Looking Back at 2019
2019 was a telling year for security incidents and data breaches. Such trends showed us that many organizations, even the big corporations we assume are the most resilient, have inadequate security programs. A disconnect clearly exists between organizations knowing where they need to be with security versus where they actually stand.
In 2019, there were a handful of security vulnerabilities that kept resurfacing. The common issues that caused security gaps and contributed to headline-making incidents were:
- Missing patches in operating systems and third-party software that facilitated remote system access and malware infections.
- Weak authentication involving easy-to-guess passwords and a lack of multifactor authentication, facilitating unauthorized access that can easily go unnoticed.
- Gullible users who received inadequate check-the-box security training (or none at all) left to make security decisions on behalf of IT.
- Open network shares that exposed sensitive files on workstations and servers, including personally identifiable information (PII) such as health and financial records, as well as intellectual property like source code.
- Lack of visibility and control due to the absence of core technologies that enforce security standards and policies, plus an overreliance on the “latest and greatest” technologies that creates a false sense of security.
- Inadequate or missing incident response procedures, including how to recover from ransomware, talk to the press and use cyber insurance policies as a last resort (if such a policy exists).

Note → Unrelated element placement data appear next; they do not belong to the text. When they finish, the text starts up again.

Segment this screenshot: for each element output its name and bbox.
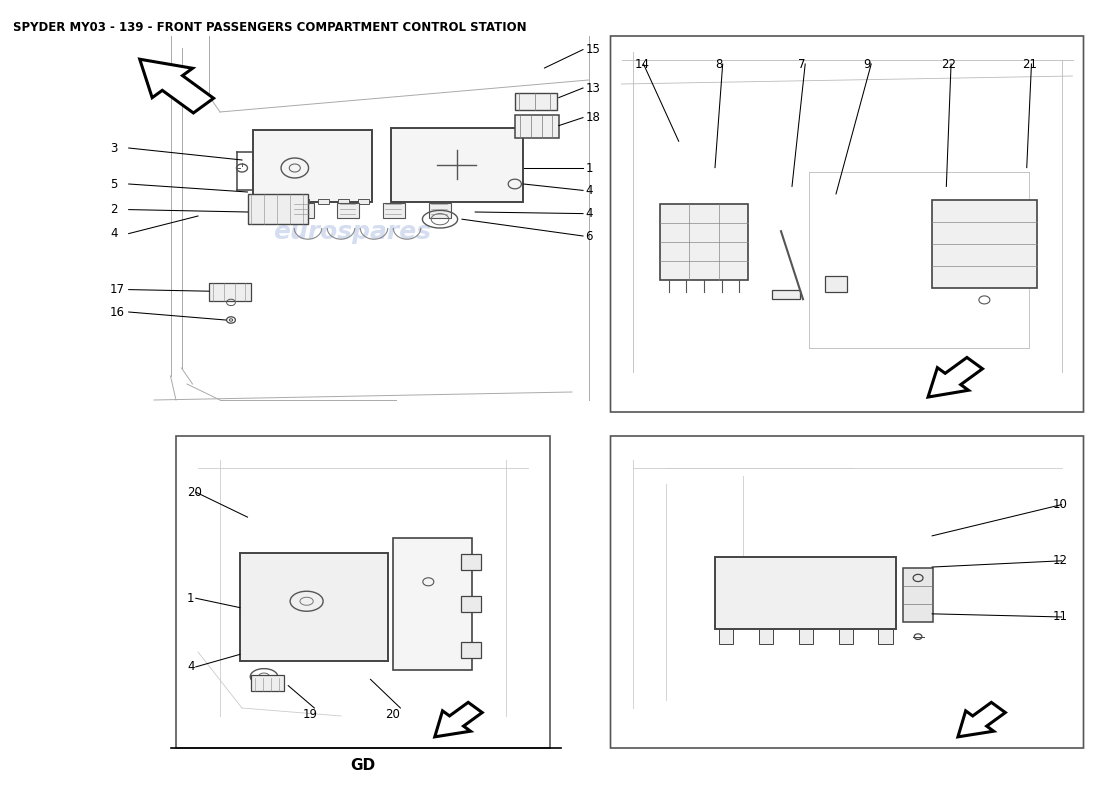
Text: 4: 4 — [110, 227, 118, 240]
Text: 8: 8 — [715, 58, 723, 70]
Text: eurospares: eurospares — [273, 220, 431, 244]
Text: eurospares: eurospares — [768, 212, 926, 236]
Bar — [292, 203, 313, 218]
Bar — [903, 568, 934, 622]
Bar — [298, 199, 309, 204]
Text: 22: 22 — [942, 58, 957, 70]
Bar — [759, 630, 773, 644]
Bar — [461, 642, 481, 658]
Text: 10: 10 — [1053, 498, 1068, 511]
Text: GD: GD — [351, 758, 375, 773]
Bar — [0, 36, 588, 412]
Text: 6: 6 — [585, 230, 593, 242]
Bar — [253, 130, 372, 202]
Bar — [318, 199, 329, 204]
Bar — [715, 558, 896, 630]
Text: 1: 1 — [585, 162, 593, 174]
Bar — [825, 276, 847, 292]
Text: 14: 14 — [635, 58, 650, 70]
Text: eurospares: eurospares — [768, 586, 926, 610]
Text: 19: 19 — [304, 708, 318, 721]
Text: 17: 17 — [110, 283, 125, 296]
Bar — [515, 93, 557, 110]
Bar — [338, 199, 349, 204]
Text: 18: 18 — [585, 111, 601, 124]
Polygon shape — [434, 702, 482, 737]
Bar — [515, 115, 559, 138]
Text: 12: 12 — [1053, 554, 1068, 567]
Text: 20: 20 — [385, 708, 400, 721]
Bar — [838, 630, 853, 644]
Bar — [719, 630, 734, 644]
Text: eurospares: eurospares — [293, 588, 433, 608]
Bar — [879, 630, 893, 644]
Text: 5: 5 — [110, 178, 118, 190]
Text: 15: 15 — [585, 43, 601, 56]
Bar — [248, 194, 308, 224]
Text: SPYDER MY03 - 139 - FRONT PASSENGERS COMPARTMENT CONTROL STATION: SPYDER MY03 - 139 - FRONT PASSENGERS COM… — [13, 21, 527, 34]
Bar — [209, 283, 251, 301]
FancyBboxPatch shape — [610, 436, 1084, 748]
Bar — [461, 596, 481, 612]
Text: 9: 9 — [864, 58, 871, 70]
Bar — [799, 630, 813, 644]
Text: 1: 1 — [187, 592, 195, 605]
Polygon shape — [140, 59, 213, 113]
Bar — [660, 204, 748, 280]
Bar — [258, 199, 270, 204]
Bar — [772, 290, 800, 299]
Text: 13: 13 — [585, 82, 601, 94]
Bar — [278, 199, 289, 204]
Text: 7: 7 — [798, 58, 805, 70]
Text: 21: 21 — [1022, 58, 1037, 70]
Bar — [240, 553, 388, 661]
Polygon shape — [928, 358, 982, 397]
Text: 4: 4 — [585, 184, 593, 197]
Text: 4: 4 — [585, 207, 593, 220]
Bar — [251, 675, 284, 691]
Bar — [461, 554, 481, 570]
Text: 2: 2 — [110, 203, 118, 216]
FancyBboxPatch shape — [610, 36, 1084, 412]
Text: 4: 4 — [187, 660, 195, 674]
Bar — [383, 203, 405, 218]
Text: 3: 3 — [110, 142, 118, 154]
Bar — [393, 538, 472, 670]
Polygon shape — [958, 702, 1005, 737]
Text: 20: 20 — [187, 486, 202, 498]
Bar — [358, 199, 368, 204]
Bar — [932, 200, 1036, 288]
Bar — [390, 128, 522, 202]
Bar — [429, 203, 451, 218]
FancyBboxPatch shape — [176, 436, 550, 748]
Text: 11: 11 — [1053, 610, 1068, 623]
Text: 16: 16 — [110, 306, 125, 318]
Bar — [338, 203, 360, 218]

If any of these issues sound familiar, it’s because they are the same pervasive issues that many organizations have been struggling with for decades. In fact, James Martin’s book “Security, Accuracy, and Privacy in Computer Systems” outlines similar security gaps in business when the book was written, nearly five decades ago!
One of the most important business principles that security professionals can learn and implement is the 80/20 rule, otherwise known as the Pareto principle — 20% of the business risks impact 80% of the results. Regardless of the year (or even decade), the core security challenges will always include those repeat offenders I mentioned earlier. Ignoring this reality is what facilitated the incidents and breaches we heard about in 2019, and that will likely never change.
Success in security is not automatic. If you’re going to resolve these issues and keep them from reoccurring in 2020, it’s going to take discipline on your part, your colleagues’ in IT and security, and your management team’s. This means focusing your efforts on the highest payoff tasks, rather than jumping on bandwagons to procure new technologies that won’t help; more a distraction than anything else.
Threats will always be there. Vulnerabilities both old and new will continue to arise, resulting in tangible risks, unless all the right people are on board with what must be done to keep things in check. It all starts with you.